We followed Maurice to the spot, and found Rover standing sentry over a prisoner, whose slightest motion caused a growl of warning. I called off the dog, and ordered the fellow to get up, so that we could see who he was.
"Vell, of all the games that I ever seed, this is a beater!" cried a man whose voice was familiar to me.
"Ah, Mr. Steel Spring," said Fred, seizing the individual by the collar; "we have you in our power again."
"Vell, if I haint thankful to think that I've hescaped from them ere villains, and got into decent company again. I 'ave trembled at the profanity of the brutes, and feared for my life ever since I've been with 'em."
"Do you think, you long-legged wretch, that you can impose upon us for the second time? Do you suppose that after betraying us into the hands of your companions you are to be spared?" we demanded, indignantly.
"Vell, 'ere's a go. All through my life I 'ave been suspected vithout cause. Fust, I'm cast hoff by my hungrateful parents, and left to seek my living, and artervords I'm made a fool of, and gets transported, and now the very coves vot I thought friends, turns agin me. Vot a vorld this is!"
"Why, you hypocritical rascal, did you not first deceive us by saying that there were no bands of bushrangers in the woods, and while we were digging did you not raise an alarm which brought upon us Nosey and all of his gang?"
"Ha, ha!" roared Steel Spring; "vot a funny man that Nosey is! so handsome, too!"
"You rascal, you will laugh differently in a few minutes. Lieutenant, let him be tied to a tree, and give him a few dozen across his bare back."
"No, don't do that," cried the fellow, in some alarm. "I never could stand a flogging, and my proud spirit vill break if I get's one."

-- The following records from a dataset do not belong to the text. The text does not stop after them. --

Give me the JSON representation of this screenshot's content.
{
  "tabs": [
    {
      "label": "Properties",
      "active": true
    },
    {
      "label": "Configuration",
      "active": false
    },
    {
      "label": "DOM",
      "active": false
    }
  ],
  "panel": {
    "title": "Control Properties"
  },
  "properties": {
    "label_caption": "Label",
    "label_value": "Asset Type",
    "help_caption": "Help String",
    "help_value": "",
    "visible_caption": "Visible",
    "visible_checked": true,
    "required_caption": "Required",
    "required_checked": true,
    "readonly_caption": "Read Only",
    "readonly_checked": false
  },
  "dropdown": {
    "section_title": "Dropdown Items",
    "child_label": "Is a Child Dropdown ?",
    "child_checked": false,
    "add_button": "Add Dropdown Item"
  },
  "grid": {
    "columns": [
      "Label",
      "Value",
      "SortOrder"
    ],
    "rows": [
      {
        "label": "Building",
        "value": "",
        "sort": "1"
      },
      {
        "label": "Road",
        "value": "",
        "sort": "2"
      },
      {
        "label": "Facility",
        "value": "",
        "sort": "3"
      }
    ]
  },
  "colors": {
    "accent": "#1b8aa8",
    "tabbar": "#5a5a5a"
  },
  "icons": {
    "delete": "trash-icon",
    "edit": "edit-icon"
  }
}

"Tie him up, Maurice," said Murden, coolly. "I recollect the fellow, and a bigger decoy rogue does not exist in the country. He will lie by the rule of three, and then retract all that he has said, without the least regard for himself or others. I have heard of him a number of times, and now think that I shall live to see him punished."

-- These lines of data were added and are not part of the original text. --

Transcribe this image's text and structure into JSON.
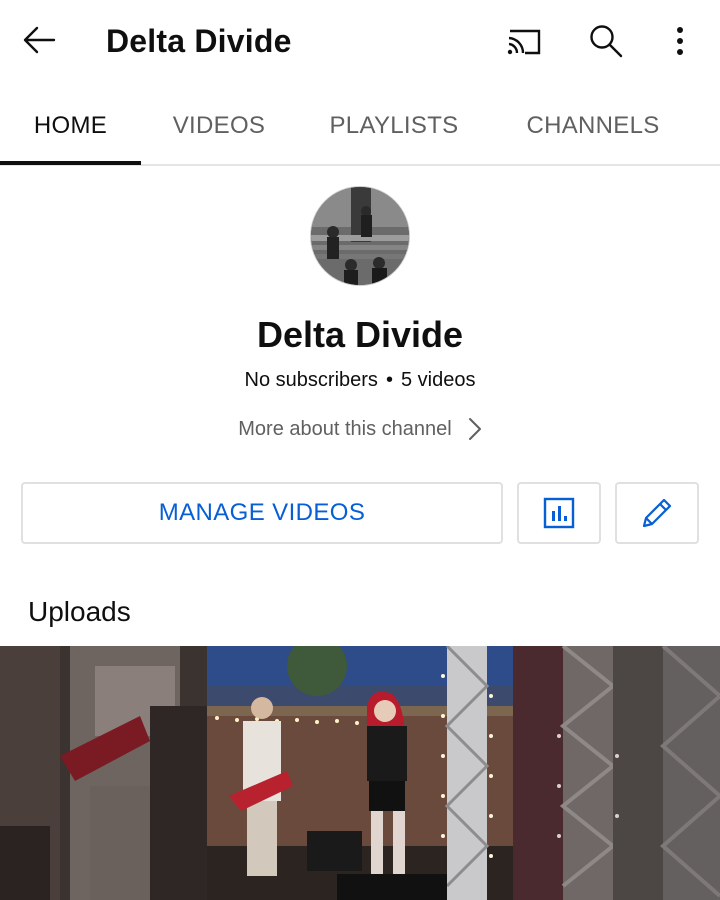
{
  "header": {
    "title": "Delta Divide",
    "icons": [
      "arrow-back-icon",
      "cast-icon",
      "search-icon",
      "more-vert-icon"
    ]
  },
  "tabs": [
    {
      "label": "HOME",
      "active": true
    },
    {
      "label": "VIDEOS",
      "active": false
    },
    {
      "label": "PLAYLISTS",
      "active": false
    },
    {
      "label": "CHANNELS",
      "active": false
    }
  ],
  "channel": {
    "name": "Delta Divide",
    "subscribers": "No subscribers",
    "separator": "•",
    "videos": "5 videos",
    "more_about": "More about this channel"
  },
  "actions": {
    "manage_label": "MANAGE VIDEOS",
    "icons": [
      "analytics-icon",
      "edit-pencil-icon"
    ]
  },
  "uploads": {
    "heading": "Uploads"
  },
  "colors": {
    "accent": "#065fd4",
    "text_primary": "#0f0f0f",
    "text_secondary": "#606060",
    "divider": "#e5e5e5"
  }
}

"I 'opes you vill live a thousand years, lieutenant, but I also 'opes you'll not joke over my misfortunes. I've 'elped the gentlemen, and now I'm to be punished for it."

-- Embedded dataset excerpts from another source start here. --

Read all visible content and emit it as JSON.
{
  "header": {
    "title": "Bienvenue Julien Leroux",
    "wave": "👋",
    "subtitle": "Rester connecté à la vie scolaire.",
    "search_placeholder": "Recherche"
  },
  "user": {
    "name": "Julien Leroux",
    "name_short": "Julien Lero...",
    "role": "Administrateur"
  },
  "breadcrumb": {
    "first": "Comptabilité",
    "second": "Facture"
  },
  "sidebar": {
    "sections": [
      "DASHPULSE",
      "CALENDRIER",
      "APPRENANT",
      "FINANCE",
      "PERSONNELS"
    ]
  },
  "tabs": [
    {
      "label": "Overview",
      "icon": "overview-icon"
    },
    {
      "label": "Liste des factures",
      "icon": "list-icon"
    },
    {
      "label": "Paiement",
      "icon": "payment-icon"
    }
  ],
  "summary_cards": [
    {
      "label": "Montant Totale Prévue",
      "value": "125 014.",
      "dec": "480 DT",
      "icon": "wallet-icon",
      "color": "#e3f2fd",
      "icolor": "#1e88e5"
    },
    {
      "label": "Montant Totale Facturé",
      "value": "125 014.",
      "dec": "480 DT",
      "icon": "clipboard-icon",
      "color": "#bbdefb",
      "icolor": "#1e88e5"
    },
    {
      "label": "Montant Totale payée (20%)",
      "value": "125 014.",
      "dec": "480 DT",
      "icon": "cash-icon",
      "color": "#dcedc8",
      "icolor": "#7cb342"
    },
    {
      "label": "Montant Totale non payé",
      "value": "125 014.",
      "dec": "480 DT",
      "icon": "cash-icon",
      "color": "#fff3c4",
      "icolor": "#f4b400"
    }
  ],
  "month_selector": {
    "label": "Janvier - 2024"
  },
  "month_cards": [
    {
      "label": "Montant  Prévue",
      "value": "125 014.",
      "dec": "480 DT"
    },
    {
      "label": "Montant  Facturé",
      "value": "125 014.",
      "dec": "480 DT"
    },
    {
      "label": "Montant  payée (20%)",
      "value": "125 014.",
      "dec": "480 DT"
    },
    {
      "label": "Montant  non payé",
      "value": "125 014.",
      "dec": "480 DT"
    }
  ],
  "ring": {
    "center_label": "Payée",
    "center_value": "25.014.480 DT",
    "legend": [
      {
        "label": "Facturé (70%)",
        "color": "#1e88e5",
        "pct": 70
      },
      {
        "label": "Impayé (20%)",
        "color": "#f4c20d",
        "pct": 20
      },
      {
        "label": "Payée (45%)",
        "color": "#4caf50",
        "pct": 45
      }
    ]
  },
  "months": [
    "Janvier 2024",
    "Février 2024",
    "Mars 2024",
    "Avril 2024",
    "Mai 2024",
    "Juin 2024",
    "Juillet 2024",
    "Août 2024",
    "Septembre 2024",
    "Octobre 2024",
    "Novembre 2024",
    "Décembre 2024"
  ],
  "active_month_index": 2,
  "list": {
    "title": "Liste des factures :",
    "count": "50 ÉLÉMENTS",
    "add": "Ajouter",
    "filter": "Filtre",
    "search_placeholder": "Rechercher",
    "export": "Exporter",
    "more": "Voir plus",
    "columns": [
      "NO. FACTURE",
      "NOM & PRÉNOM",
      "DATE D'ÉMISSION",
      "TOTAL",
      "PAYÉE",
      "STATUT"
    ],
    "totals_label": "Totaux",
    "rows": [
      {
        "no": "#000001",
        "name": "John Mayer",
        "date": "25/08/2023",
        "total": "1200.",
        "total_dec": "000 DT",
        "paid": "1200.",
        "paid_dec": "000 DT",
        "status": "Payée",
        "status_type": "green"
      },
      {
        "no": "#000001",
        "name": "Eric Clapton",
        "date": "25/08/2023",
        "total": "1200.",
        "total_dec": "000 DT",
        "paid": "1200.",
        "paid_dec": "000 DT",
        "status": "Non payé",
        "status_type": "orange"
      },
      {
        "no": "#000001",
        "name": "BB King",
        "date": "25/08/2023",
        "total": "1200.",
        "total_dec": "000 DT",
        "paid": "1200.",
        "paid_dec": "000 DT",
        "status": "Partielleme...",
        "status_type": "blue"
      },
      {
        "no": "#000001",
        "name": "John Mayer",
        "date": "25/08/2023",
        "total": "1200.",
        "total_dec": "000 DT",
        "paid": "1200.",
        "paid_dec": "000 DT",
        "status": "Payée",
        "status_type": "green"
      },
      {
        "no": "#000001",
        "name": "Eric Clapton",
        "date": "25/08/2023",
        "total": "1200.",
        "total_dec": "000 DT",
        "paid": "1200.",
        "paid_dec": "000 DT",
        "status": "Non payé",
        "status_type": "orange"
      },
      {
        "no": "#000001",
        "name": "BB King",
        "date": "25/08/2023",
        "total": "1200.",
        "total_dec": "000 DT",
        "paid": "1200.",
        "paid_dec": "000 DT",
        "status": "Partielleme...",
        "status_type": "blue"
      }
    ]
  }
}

"Tie him up, Maurice, and use your sword belt over his back until I tell you to stop," repeated Murden. "I owe him a flogging for the manner in which he sent me on a wrong scent once."
'"On my vord ov 'onor, sir, I didn't do so on purpose. I afterwards found that I vas wrong, and run after you to put you right, but you'd gone, and I couldn't find you."
"Lies will not answer your purpose, you long-legged scamp. I'll flog you now, and then carry you to Melbourne in triumph."
The fellow uttered a dozen excuses, but they did not avail him, and in spite of his resistance two or three of the men dragged him to a tree, and fastened his hands with their sword belts. Steel Spring called on all the saints to prove that he was innocent of trickery, and when the strong arm of Maurice, wielding a stout belt, descended upon his shoulders, his entreaties were pitiful.
"That's blow number one," cried Murden. "Go on, Maurice."
"Stop—for God's sake, stop," he yelled. "I vill tell all that I know, and more too, if you will let me go."
"Who killed and robbed those two miners on their way to Melbourne this spring?" asked the officer, motioning the policeman to suspend his punishment.